Village in County Limerick, Ireland

Fedamore is a small village in County Limerick, Ireland. As of the 2022 census, Fedamore had a population of 381 people. It is also a civil parish in the ancient barony of Smallcounty.

==Location==
Fedamore is in east County Limerick 13 km south of the centre of Limerick city. Nearby villages include Crecora, Manister, Croom, Ballyneety and Meanus. The village is just off the R511 road, on a small hill roughly 90 metres in height. Fedamore is in the Limerick County Dáil Éireann constituency and in the Adare/Rathkeale local election constituency.

==History==
The name Fedamore comes from the Irish Fiadh Damair or Feadaimir, meaning "the wood of Damar", referring to a local Gaelic chieftain. Fairs were held in Fedamore on 5 May and on 9 October. Castles were located at Englishtown, Rockstown and Williamstown and the latter two have ruins still intact. There are remains of an abbey in Friarstown in a field which marks the border between Fedamore and Donoughmore parishes. At Fanningstown and Rockstown, there are old disused graveyards. St. Patrick's well is located at Kilpeacon which is in Fedamore parish although in reality is located far closer to Crecora village. An old well called St. John's well seems to have been lost, as has the mass rock at Rockstown. The present day church was built in 1830.

==Amenities==
Fedamore has a church, two national schools (at Fedamore and Carnane), one pub, a community hall, a Gaelic Athletic Association field and four housing estates: Cluain Ard, Castlequarter Heights, Ballyea Close and Clohessy Park. Local organisations include a hall committee, Muintir na Tíre, and ICA guild, a pastoral council and a community alert scheme.

==Sports==
Fedamore GAA, the local Gaelic Athletic Association club, is primarily involved in hurling and has a pitch in Boolavoord. The club won two Limerick Senior Hurling Championships in 1912 and 1927. Fedamore inter-county hurler Paddy Clohessy won All-Ireland Senior Hurling Championships in 1934, 1936 and 1940. The club now competes at Junior A level, while at underage they combine with neighbouring clubs to field teams. Gaelic football is played at Junior B level and Fedamore reached the county final in 2013, but were beaten by Feenagh/Kilmeedy.

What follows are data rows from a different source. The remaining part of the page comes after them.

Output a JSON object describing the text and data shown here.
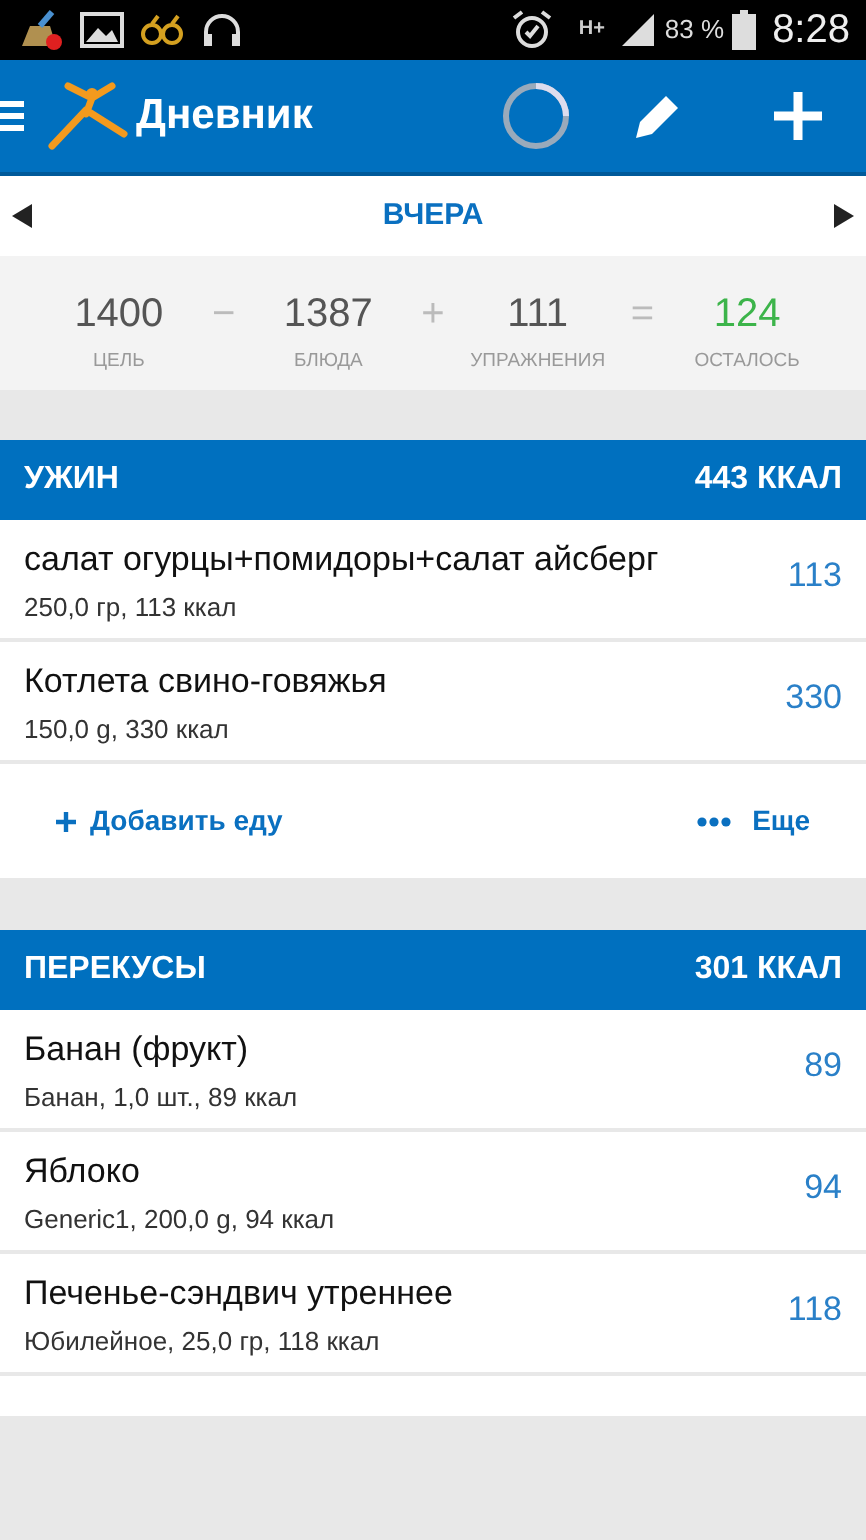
{
  "status_bar": {
    "network": "H+",
    "battery": "83 %",
    "time": "8:28"
  },
  "app_bar": {
    "title": "Дневник"
  },
  "date_nav": {
    "label": "ВЧЕРА"
  },
  "summary": [
    {
      "value": "1400",
      "label": "ЦЕЛЬ",
      "op": "−",
      "kind": "plain"
    },
    {
      "value": "1387",
      "label": "БЛЮДА",
      "op": "+",
      "kind": "plain"
    },
    {
      "value": "111",
      "label": "УПРАЖНЕНИЯ",
      "op": "=",
      "kind": "plain"
    },
    {
      "value": "124",
      "label": "ОСТАЛОСЬ",
      "kind": "result"
    }
  ],
  "sections": [
    {
      "title": "УЖИН",
      "total": "443 ККАЛ",
      "items": [
        {
          "name": "салат огурцы+помидоры+салат айсберг",
          "detail": "250,0 гр, 113 ккал",
          "calories": "113"
        },
        {
          "name": "Котлета свино-говяжья",
          "detail": "150,0 g, 330 ккал",
          "calories": "330"
        }
      ],
      "actions": {
        "add": "Добавить еду",
        "more": "Еще"
      }
    },
    {
      "title": "ПЕРЕКУСЫ",
      "total": "301 ККАЛ",
      "items": [
        {
          "name": "Банан (фрукт)",
          "detail": "Банан, 1,0 шт., 89 ккал",
          "calories": "89"
        },
        {
          "name": "Яблоко",
          "detail": "Generic1, 200,0 g, 94 ккал",
          "calories": "94"
        },
        {
          "name": "Печенье-сэндвич утреннее",
          "detail": "Юбилейное, 25,0 гр, 118 ккал",
          "calories": "118"
        }
      ]
    }
  ]
}
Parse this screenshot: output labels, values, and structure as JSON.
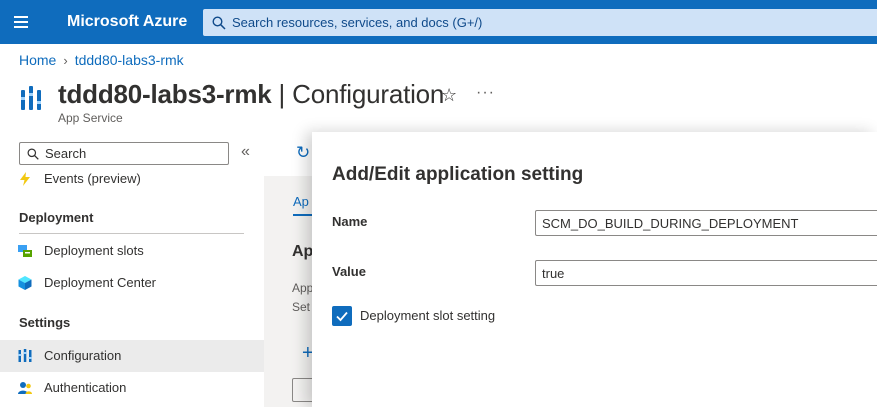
{
  "topbar": {
    "menu_icon": "hamburger-icon",
    "brand": "Microsoft Azure",
    "search_placeholder": "Search resources, services, and docs (G+/)"
  },
  "breadcrumb": {
    "items": [
      "Home",
      "tddd80-labs3-rmk"
    ]
  },
  "header": {
    "resource_name": "tddd80-labs3-rmk",
    "separator": " | ",
    "blade_name": "Configuration",
    "subtitle": "App Service",
    "favorite_icon": "star-icon",
    "more_icon": "ellipsis-icon"
  },
  "sidebar": {
    "search_placeholder": "Search",
    "collapse_icon": "double-chevron-left-icon",
    "items": [
      {
        "label": "Events (preview)",
        "icon": "lightning-icon"
      },
      {
        "label": "Deployment slots",
        "icon": "deployment-slots-icon"
      },
      {
        "label": "Deployment Center",
        "icon": "cube-icon"
      },
      {
        "label": "Configuration",
        "icon": "configuration-icon",
        "active": true
      },
      {
        "label": "Authentication",
        "icon": "people-icon"
      }
    ],
    "sections": [
      "Deployment",
      "Settings"
    ]
  },
  "background": {
    "tab_label": "Ap",
    "heading": "Ap",
    "text_line1": "App",
    "text_line2": "Set"
  },
  "panel": {
    "title": "Add/Edit application setting",
    "name_label": "Name",
    "name_value": "SCM_DO_BUILD_DURING_DEPLOYMENT",
    "value_label": "Value",
    "value_value": "true",
    "slot_setting_label": "Deployment slot setting",
    "slot_setting_checked": true
  },
  "colors": {
    "topbar": "#0f6cbd",
    "accent": "#0f6cbd",
    "active_nav": "#ebebeb"
  }
}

Association football (soccer) is also played in the parish and the local team, Castle Rovers, play in Williamstown and compete in Division 2A in the Limerick & District Junior Soccer League. Fedamore Villa is the over-40s soccer side.

Other sports groups in the parish include the Fedamore & District Gun Club, Fedamore Coursing Club, the Fedamore Powerlifting Club and the Fedamore Foot Beagles. Darts tournaments are also held in The Ranch bar.